In a communication sent by Rossi to Member Federations within the organisation, seen by insidethegames, the controversial Italian writes that he has been suspended for 36 months and given an undisclosed fine.
He also vowed to appeal the sanction to the Court of Arbitration for Sport, claiming he was "confident justice would be enforced in that forum".
The decision effectively rules Rossi out of standing to replace Olegario Vázquez Raña as ISSF President when the Mexican official leaves a post he has held for 38 years in November.
Vázquez Raña has already publicly named Russian steel tycoon Vladimir Lisin as his preferred successor.

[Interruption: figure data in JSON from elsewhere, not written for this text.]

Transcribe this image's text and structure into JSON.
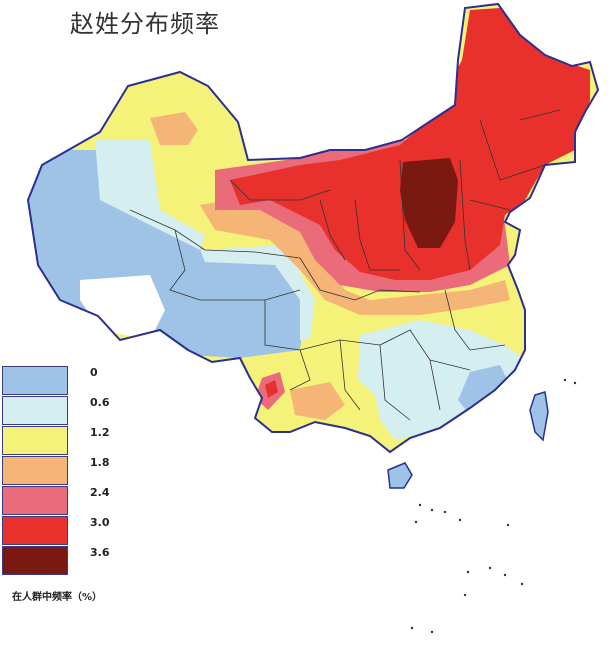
{
  "title": "赵姓分布频率",
  "legend": {
    "items": [
      {
        "label": "0",
        "color": "#9fc2e7"
      },
      {
        "label": "0.6",
        "color": "#d5eef0"
      },
      {
        "label": "1.2",
        "color": "#f5f27a"
      },
      {
        "label": "1.8",
        "color": "#f4b577"
      },
      {
        "label": "2.4",
        "color": "#ea6b7a"
      },
      {
        "label": "3.0",
        "color": "#e8302c"
      },
      {
        "label": "3.6",
        "color": "#7a1812"
      }
    ],
    "caption": "在人群中频率（%）"
  },
  "colors": {
    "border": "#2b2f8f",
    "province_lines": "#333333",
    "background": "#ffffff"
  }
}
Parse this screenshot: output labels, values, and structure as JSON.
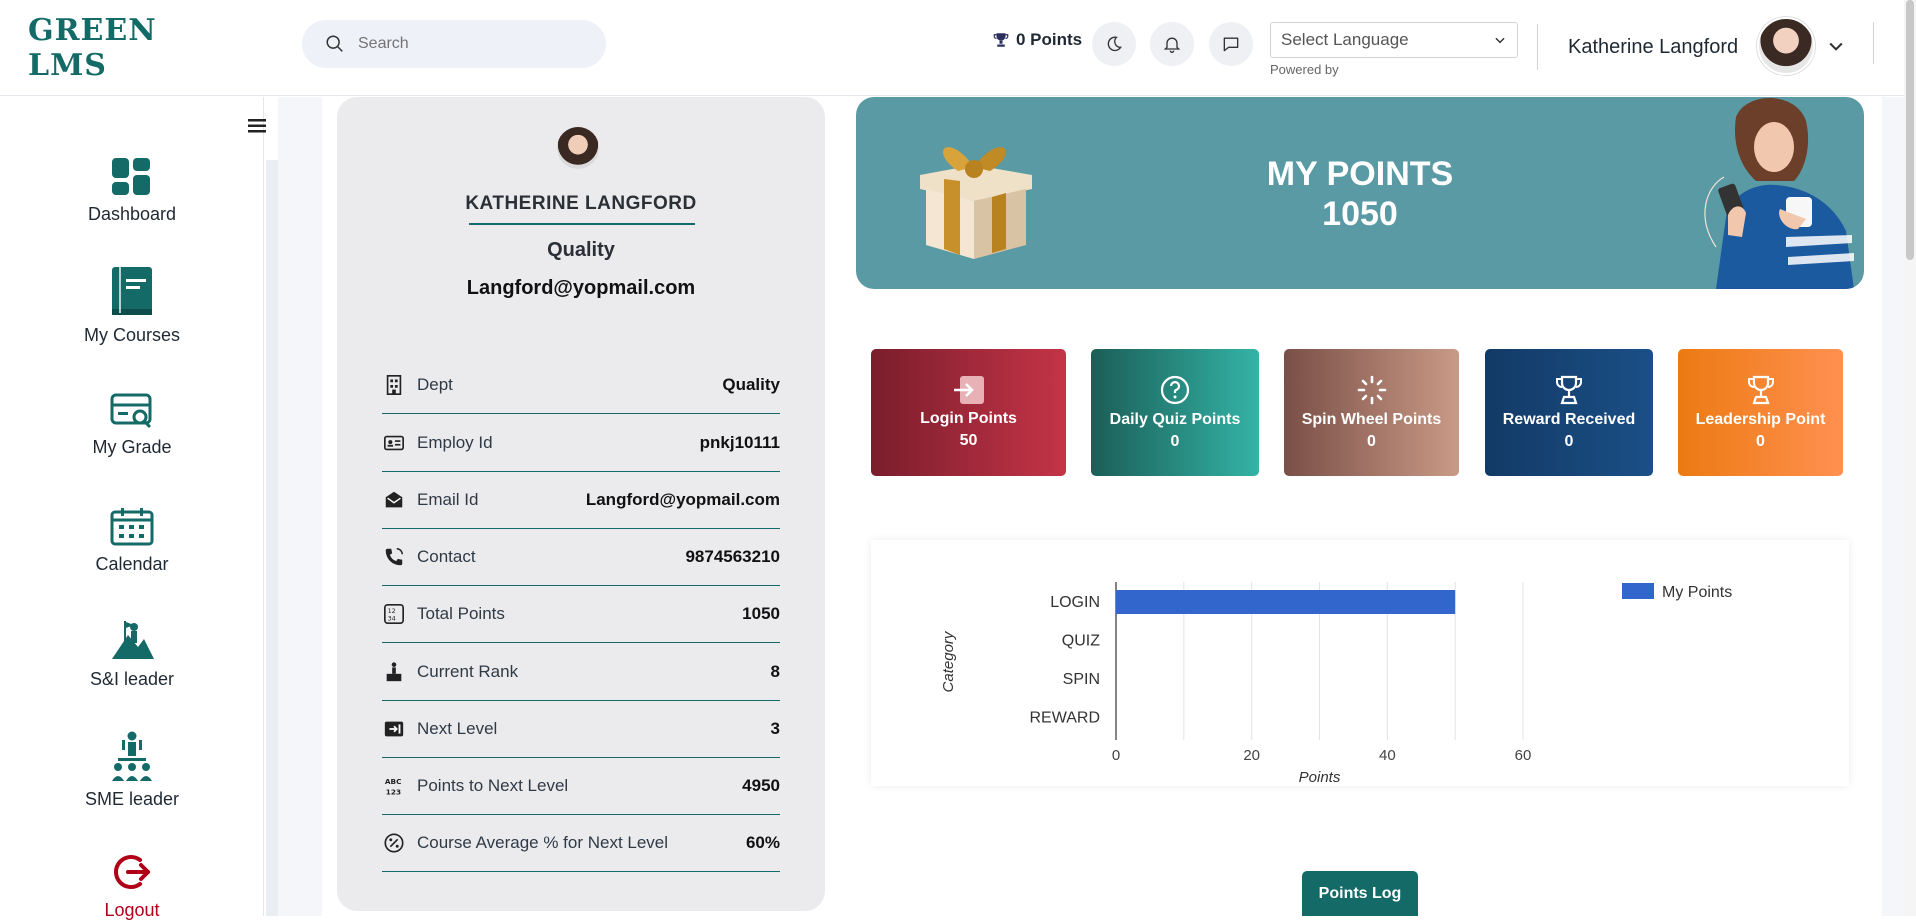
{
  "header": {
    "logo": "GREEN LMS",
    "search_placeholder": "Search",
    "points": "0 Points",
    "language_select": "Select Language",
    "powered_by": "Powered by",
    "user_name": "Katherine Langford"
  },
  "sidebar": {
    "items": [
      {
        "label": "Dashboard",
        "icon": "dashboard-grid-icon"
      },
      {
        "label": "My Courses",
        "icon": "book-icon"
      },
      {
        "label": "My Grade",
        "icon": "grade-card-icon"
      },
      {
        "label": "Calendar",
        "icon": "calendar-icon"
      },
      {
        "label": "S&I leader",
        "icon": "summit-leader-icon"
      },
      {
        "label": "SME leader",
        "icon": "team-leader-icon"
      },
      {
        "label": "Logout",
        "icon": "logout-icon"
      }
    ]
  },
  "profile": {
    "name": "KATHERINE LANGFORD",
    "dept": "Quality",
    "email": "Langford@yopmail.com",
    "rows": [
      {
        "label": "Dept",
        "value": "Quality",
        "icon": "building-icon"
      },
      {
        "label": "Employ Id",
        "value": "pnkj10111",
        "icon": "id-card-icon"
      },
      {
        "label": "Email Id",
        "value": "Langford@yopmail.com",
        "icon": "envelope-icon"
      },
      {
        "label": "Contact",
        "value": "9874563210",
        "icon": "phone-icon"
      },
      {
        "label": "Total Points",
        "value": "1050",
        "icon": "numbers-icon"
      },
      {
        "label": "Current Rank",
        "value": "8",
        "icon": "podium-icon"
      },
      {
        "label": "Next Level",
        "value": "3",
        "icon": "next-level-icon"
      },
      {
        "label": "Points to Next Level",
        "value": "4950",
        "icon": "abc-123-icon"
      },
      {
        "label": "Course Average % for Next Level",
        "value": "60%",
        "icon": "percent-icon"
      }
    ]
  },
  "banner": {
    "title": "MY POINTS",
    "value": "1050"
  },
  "tiles": [
    {
      "label": "Login Points",
      "value": "50",
      "colors": [
        "#7a1d2c",
        "#c43447"
      ],
      "icon": "login-icon"
    },
    {
      "label": "Daily Quiz Points",
      "value": "0",
      "colors": [
        "#1b5e57",
        "#34b3a6"
      ],
      "icon": "question-icon"
    },
    {
      "label": "Spin Wheel Points",
      "value": "0",
      "colors": [
        "#7a4f47",
        "#c99a86"
      ],
      "icon": "spinner-icon"
    },
    {
      "label": "Reward Received",
      "value": "0",
      "colors": [
        "#123a66",
        "#1b4f86"
      ],
      "icon": "trophy-icon"
    },
    {
      "label": "Leadership Point",
      "value": "0",
      "colors": [
        "#ec7a12",
        "#ff9050"
      ],
      "icon": "trophy-icon"
    }
  ],
  "chart_data": {
    "type": "bar",
    "orientation": "horizontal",
    "categories": [
      "LOGIN",
      "QUIZ",
      "SPIN",
      "REWARD"
    ],
    "series": [
      {
        "name": "My Points",
        "values": [
          50,
          0,
          0,
          0
        ],
        "color": "#3366cc"
      }
    ],
    "xlabel": "Points",
    "ylabel": "Category",
    "xlim": [
      0,
      60
    ],
    "xticks": [
      0,
      20,
      40,
      60
    ],
    "grid": true,
    "legend": "right"
  },
  "buttons": {
    "points_log": "Points Log"
  }
}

Rossi was referred to the ISSF's Ethics Committee last year amid a number of accusations regarding his conduct as vice-president.
He was accused of launching a politically-motivated campaign to oppose the Tokyo 2020 programme by Vázquez Raña and later by Lisin, who said he was furthering his ambition of running for the top job.

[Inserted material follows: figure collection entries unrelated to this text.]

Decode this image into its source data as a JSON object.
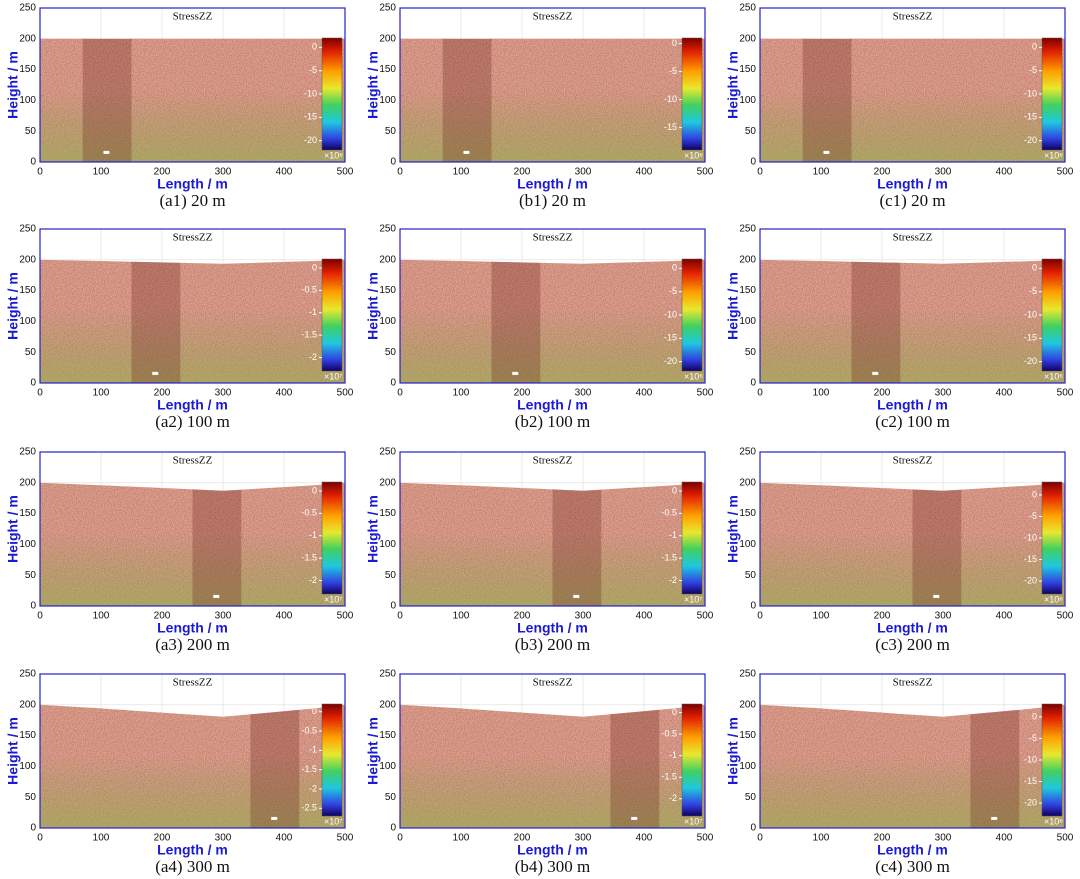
{
  "chart_data": [
    {
      "type": "image",
      "title": "StressZZ",
      "xlabel": "Length / m",
      "ylabel": "Height / m",
      "xlim": [
        0,
        500
      ],
      "ylim": [
        0,
        250
      ],
      "xticks": [
        0,
        100,
        200,
        300,
        400,
        500
      ],
      "yticks": [
        0,
        50,
        100,
        150,
        200,
        250
      ],
      "colorbar": {
        "lim": [
          -22,
          2
        ],
        "ticks": [
          0,
          -5,
          -10,
          -15,
          -20
        ],
        "label": "×10⁶"
      },
      "caption": "(a1) 20 m"
    },
    {
      "type": "image",
      "title": "StressZZ",
      "xlabel": "Length / m",
      "ylabel": "Height / m",
      "xlim": [
        0,
        500
      ],
      "ylim": [
        0,
        250
      ],
      "xticks": [
        0,
        100,
        200,
        300,
        400,
        500
      ],
      "yticks": [
        0,
        50,
        100,
        150,
        200,
        250
      ],
      "colorbar": {
        "lim": [
          -19,
          1
        ],
        "ticks": [
          0,
          -5,
          -10,
          -15
        ],
        "label": "×10⁶"
      },
      "caption": "(b1) 20 m"
    },
    {
      "type": "image",
      "title": "StressZZ",
      "xlabel": "Length / m",
      "ylabel": "Height / m",
      "xlim": [
        0,
        500
      ],
      "ylim": [
        0,
        250
      ],
      "xticks": [
        0,
        100,
        200,
        300,
        400,
        500
      ],
      "yticks": [
        0,
        50,
        100,
        150,
        200,
        250
      ],
      "colorbar": {
        "lim": [
          -22,
          2
        ],
        "ticks": [
          0,
          -5,
          -10,
          -15,
          -20
        ],
        "label": "×10⁶"
      },
      "caption": "(c1) 20 m"
    },
    {
      "type": "image",
      "title": "StressZZ",
      "xlabel": "Length / m",
      "ylabel": "Height / m",
      "xlim": [
        0,
        500
      ],
      "ylim": [
        0,
        250
      ],
      "xticks": [
        0,
        100,
        200,
        300,
        400,
        500
      ],
      "yticks": [
        0,
        50,
        100,
        150,
        200,
        250
      ],
      "colorbar": {
        "lim": [
          -2.3,
          0.2
        ],
        "ticks": [
          0,
          -0.5,
          -1,
          -1.5,
          -2
        ],
        "label": "×10⁷"
      },
      "caption": "(a2) 100 m"
    },
    {
      "type": "image",
      "title": "StressZZ",
      "xlabel": "Length / m",
      "ylabel": "Height / m",
      "xlim": [
        0,
        500
      ],
      "ylim": [
        0,
        250
      ],
      "xticks": [
        0,
        100,
        200,
        300,
        400,
        500
      ],
      "yticks": [
        0,
        50,
        100,
        150,
        200,
        250
      ],
      "colorbar": {
        "lim": [
          -22,
          2
        ],
        "ticks": [
          0,
          -5,
          -10,
          -15,
          -20
        ],
        "label": "×10⁶"
      },
      "caption": "(b2) 100 m"
    },
    {
      "type": "image",
      "title": "StressZZ",
      "xlabel": "Length / m",
      "ylabel": "Height / m",
      "xlim": [
        0,
        500
      ],
      "ylim": [
        0,
        250
      ],
      "xticks": [
        0,
        100,
        200,
        300,
        400,
        500
      ],
      "yticks": [
        0,
        50,
        100,
        150,
        200,
        250
      ],
      "colorbar": {
        "lim": [
          -22,
          2
        ],
        "ticks": [
          0,
          -5,
          -10,
          -15,
          -20
        ],
        "label": "×10⁶"
      },
      "caption": "(c2) 100 m"
    },
    {
      "type": "image",
      "title": "StressZZ",
      "xlabel": "Length / m",
      "ylabel": "Height / m",
      "xlim": [
        0,
        500
      ],
      "ylim": [
        0,
        250
      ],
      "xticks": [
        0,
        100,
        200,
        300,
        400,
        500
      ],
      "yticks": [
        0,
        50,
        100,
        150,
        200,
        250
      ],
      "colorbar": {
        "lim": [
          -2.3,
          0.2
        ],
        "ticks": [
          0,
          -0.5,
          -1,
          -1.5,
          -2
        ],
        "label": "×10⁷"
      },
      "caption": "(a3) 200 m"
    },
    {
      "type": "image",
      "title": "StressZZ",
      "xlabel": "Length / m",
      "ylabel": "Height / m",
      "xlim": [
        0,
        500
      ],
      "ylim": [
        0,
        250
      ],
      "xticks": [
        0,
        100,
        200,
        300,
        400,
        500
      ],
      "yticks": [
        0,
        50,
        100,
        150,
        200,
        250
      ],
      "colorbar": {
        "lim": [
          -2.3,
          0.2
        ],
        "ticks": [
          0,
          -0.5,
          -1,
          -1.5,
          -2
        ],
        "label": "×10⁷"
      },
      "caption": "(b3) 200 m"
    },
    {
      "type": "image",
      "title": "StressZZ",
      "xlabel": "Length / m",
      "ylabel": "Height / m",
      "xlim": [
        0,
        500
      ],
      "ylim": [
        0,
        250
      ],
      "xticks": [
        0,
        100,
        200,
        300,
        400,
        500
      ],
      "yticks": [
        0,
        50,
        100,
        150,
        200,
        250
      ],
      "colorbar": {
        "lim": [
          -23,
          3
        ],
        "ticks": [
          0,
          -5,
          -10,
          -15,
          -20
        ],
        "label": "×10⁶"
      },
      "caption": "(c3) 200 m"
    },
    {
      "type": "image",
      "title": "StressZZ",
      "xlabel": "Length / m",
      "ylabel": "Height / m",
      "xlim": [
        0,
        500
      ],
      "ylim": [
        0,
        250
      ],
      "xticks": [
        0,
        100,
        200,
        300,
        400,
        500
      ],
      "yticks": [
        0,
        50,
        100,
        150,
        200,
        250
      ],
      "colorbar": {
        "lim": [
          -2.7,
          0.2
        ],
        "ticks": [
          0,
          -0.5,
          -1,
          -1.5,
          -2,
          -2.5
        ],
        "label": "×10⁷"
      },
      "caption": "(a4) 300 m"
    },
    {
      "type": "image",
      "title": "StressZZ",
      "xlabel": "Length / m",
      "ylabel": "Height / m",
      "xlim": [
        0,
        500
      ],
      "ylim": [
        0,
        250
      ],
      "xticks": [
        0,
        100,
        200,
        300,
        400,
        500
      ],
      "yticks": [
        0,
        50,
        100,
        150,
        200,
        250
      ],
      "colorbar": {
        "lim": [
          -2.4,
          0.2
        ],
        "ticks": [
          0,
          -0.5,
          -1,
          -1.5,
          -2
        ],
        "label": "×10⁷"
      },
      "caption": "(b4) 300 m"
    },
    {
      "type": "image",
      "title": "StressZZ",
      "xlabel": "Length / m",
      "ylabel": "Height / m",
      "xlim": [
        0,
        500
      ],
      "ylim": [
        0,
        250
      ],
      "xticks": [
        0,
        100,
        200,
        300,
        400,
        500
      ],
      "yticks": [
        0,
        50,
        100,
        150,
        200,
        250
      ],
      "colorbar": {
        "lim": [
          -23,
          3
        ],
        "ticks": [
          0,
          -5,
          -10,
          -15,
          -20
        ],
        "label": "×10⁶"
      },
      "caption": "(c4) 300 m"
    }
  ]
}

The Mexican claimed the Italian orchestrated a plan to hold an Extraordinary General Assembly, held to discuss the alterations to the sport's programme at Tokyo 2020, so he could lobby the membership as part of his campaign to run for President.
It was also alleged that Rossi opposed the changes as he had a conflict of interest.
A company which Rossi allegedly has a 90 per cent stake in owns nearly 20 per cent of Eurotarget, which makes clay targets used in double trap shooting.
This discipline was dropped from the Olympic programme along with the men's 50 metre pistol and 50m rifle prone events to make way for mixed competitions.
The Italian was also accused of lying by the ISSF after he circulated a letter which claimed secretary general Franz Schreiber and fellow vice-president Gary Anderson had held secret talks with the International Olympic Committee about the possible introduction of laser guns into the sport.
The ISSF denied this and said Rossi had been spreading "false information", marking a rare example of a sports governing body publicly criticising one of their own high-ranking officials.
Rossi dismissed suggestions he was conflicted in any way when questioned by insidethegames and denied allegations he was using the Tokyo 2020 programme alterations to help mount a bid for the Presidency.
It came amid a bitter feud present throughout the ISSF last year.
It is not yet clear exactly which of the allegations Rossi was found guilty of by the Ethics Committee, comprised of lawyers independent from the ISSF.
insidethegames has contacted the ISSF for comment.